The vinyl revival has provided a new lease of life for countless underappreciated albums that originally fell through the cracks.

When done right, such reissues are nothing short of revelatory, and can even bring out of retirement a construction worker, as was the case with Rodriguez, courtesy of Light in the Attic, which reissued in 2009 his two obscure albums on Sussex, Cold Fact (1970) and Coming from Reality (1971) and they remain steady sellers on vinyl.

Unfortunately, new pressings from re-mastered original analogue tapes remain the exception rather than the norm, and we have audiophile labels like Mobile Fidelity and Analogue Productions, to thank for sparing no expense on the aural quality.

Some reissue labels, such as Vinyl Me, Please, leave no tidbit of information uncovered about the initial release’s reception and chart performance with their mini booklets. Others leave the consumer mostly with the music, albeit emanating from the grooves of a 12-inch record, skimp on the bells and whistles, by reproducing essentially what was put out the first time around.

To this discerning consumer always focused on music discovery, I’m looking for even more from the vinyl experience.

Trip-hop was somewhat a familiar genre to me, with Portishead, Morcheeba and Zero 7 on repeated play in my CD changer during the mid-to-late 1990s when I became a new parent, keeping my clubgoing to a minimum.

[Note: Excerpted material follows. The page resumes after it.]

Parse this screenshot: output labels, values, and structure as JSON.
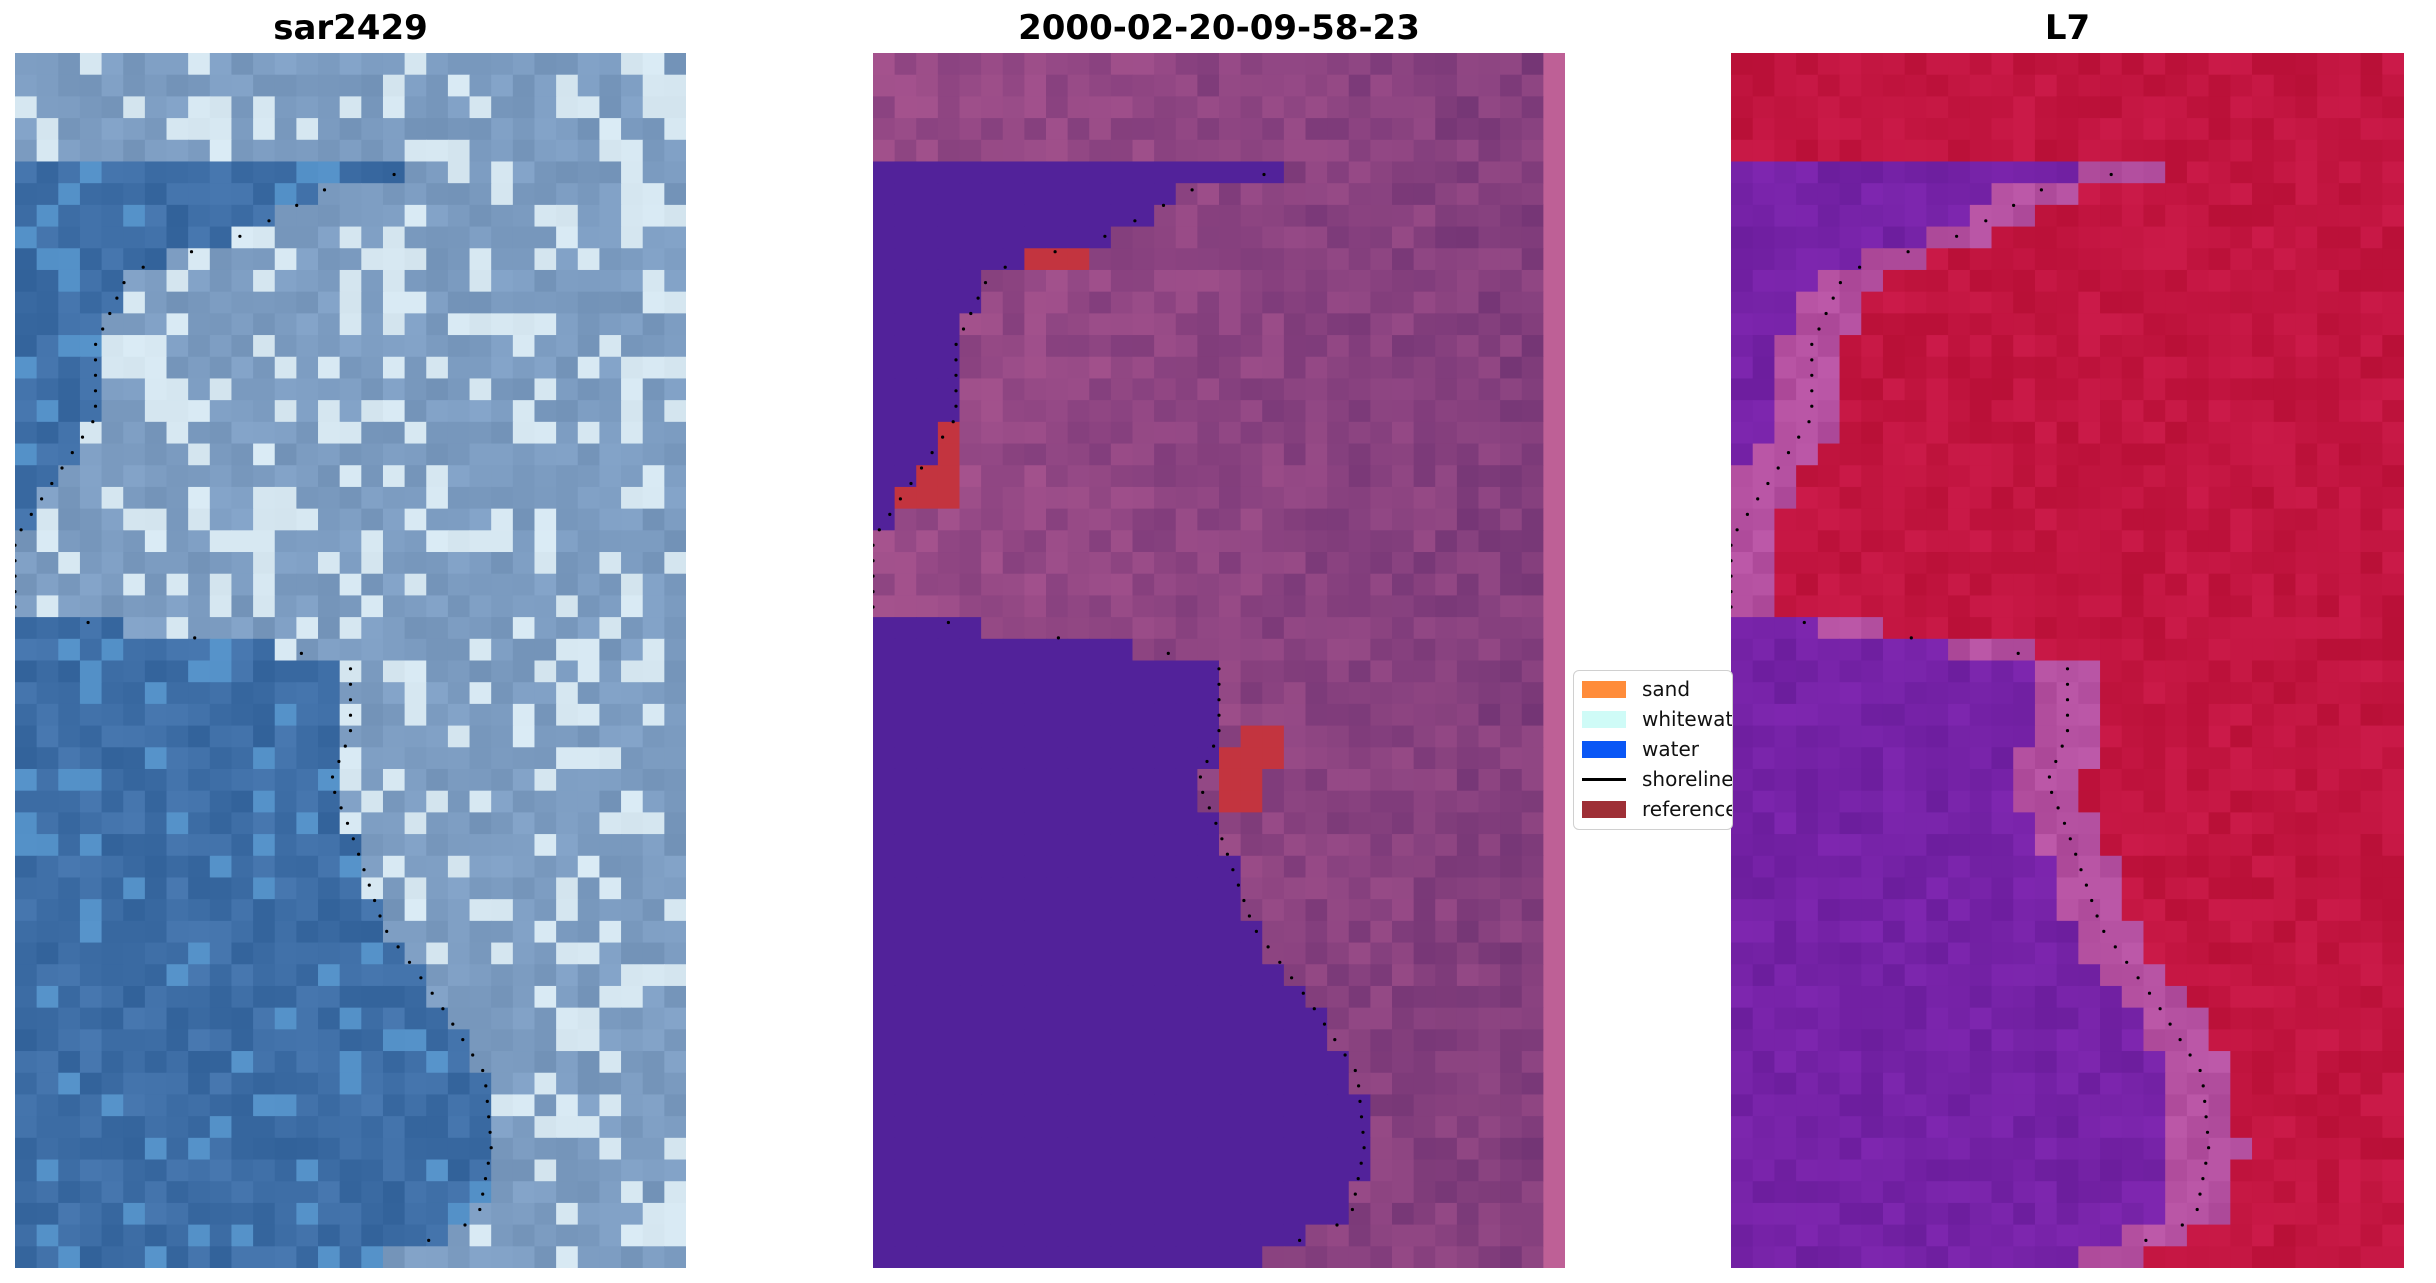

Somehow Bowery Electric’s Lushlife, originally released in early 2000 by Beggars Banquet, missed my radar. A recent detail-filled press release hitting my email inbox piqued my interest: “The album teems with atomized sounds, each one opening a portal in the mix, importing a haze of space and history, evoking the distant buzz of the city beyond the studio. Throughout, gilded strings build, sway and exhale, plugging the music into the sumptuous melancholy of Philly soul, the emotive Mancini-inspired arrangements of Gaye and Mayfield and the edgy soundtrack scores of David Shire.”

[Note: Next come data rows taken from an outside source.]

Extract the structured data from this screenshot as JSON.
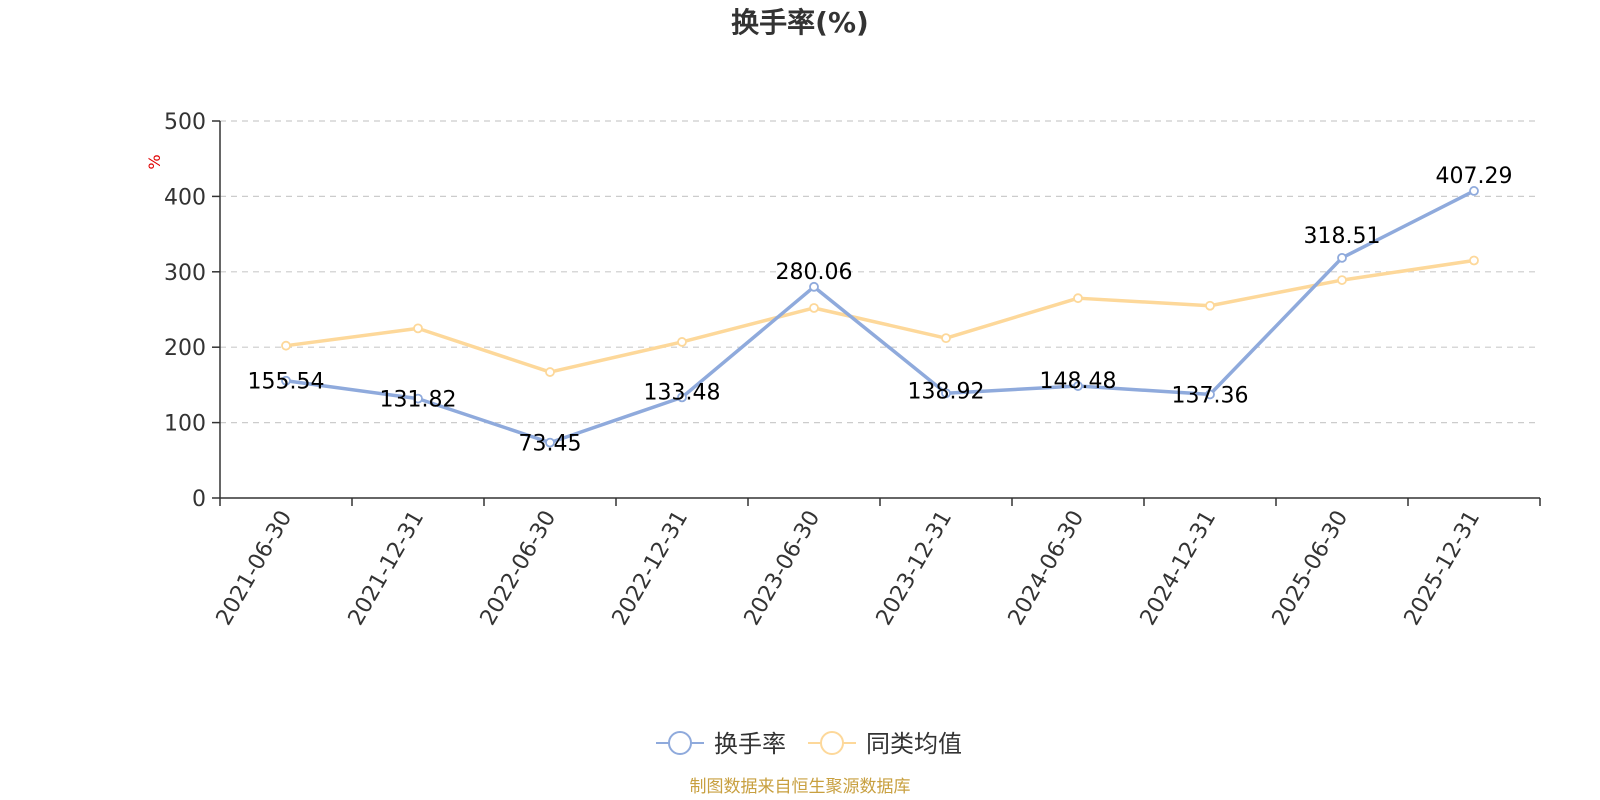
{
  "chart_data": {
    "type": "line",
    "title": "换手率(%)",
    "ylabel": "%",
    "xlabel": "",
    "ylim": [
      0,
      500
    ],
    "yticks": [
      0,
      100,
      200,
      300,
      400,
      500
    ],
    "grid": true,
    "categories": [
      "2021-06-30",
      "2021-12-31",
      "2022-06-30",
      "2022-12-31",
      "2023-06-30",
      "2023-12-31",
      "2024-06-30",
      "2024-12-31",
      "2025-06-30",
      "2025-12-31"
    ],
    "series": [
      {
        "name": "换手率",
        "color": "#8faadc",
        "values": [
          155.54,
          131.82,
          73.45,
          133.48,
          280.06,
          138.92,
          148.48,
          137.36,
          318.51,
          407.29
        ],
        "labels": [
          "155.54",
          "131.82",
          "73.45",
          "133.48",
          "280.06",
          "138.92",
          "148.48",
          "137.36",
          "318.51",
          "407.29"
        ]
      },
      {
        "name": "同类均值",
        "color": "#fdd89a",
        "values": [
          202,
          225,
          167,
          207,
          252,
          212,
          265,
          255,
          289,
          315
        ]
      }
    ],
    "legend_position": "bottom-center"
  },
  "footer": {
    "source": "制图数据来自恒生聚源数据库"
  }
}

Thankfully, to these ears, the 50-minute record lives up to the copywriter’s hype.

Although the striking photographic cover captures the city never sleeps, the packaging otherwise disappoints, despite a gatefold that is devoid of full credits or the album and musicians’ backstory.

Lawrence Chandler and Martha Schwendener met while working at Andy Warhol’s Interview magazine and formed Bowery Electric in late 1993. They soon won “critical acclaim for experimentation across genres, mixing elements of ambient, drone, electronic, experimental, IDM, minimal and rock music with ‘70s soul soundtracks, disco, drum and bass, dub and hip hop.”

Come on Beggars, would have it broken the budget to include two-sided insert to inform the listener a bit more of what’s spinning?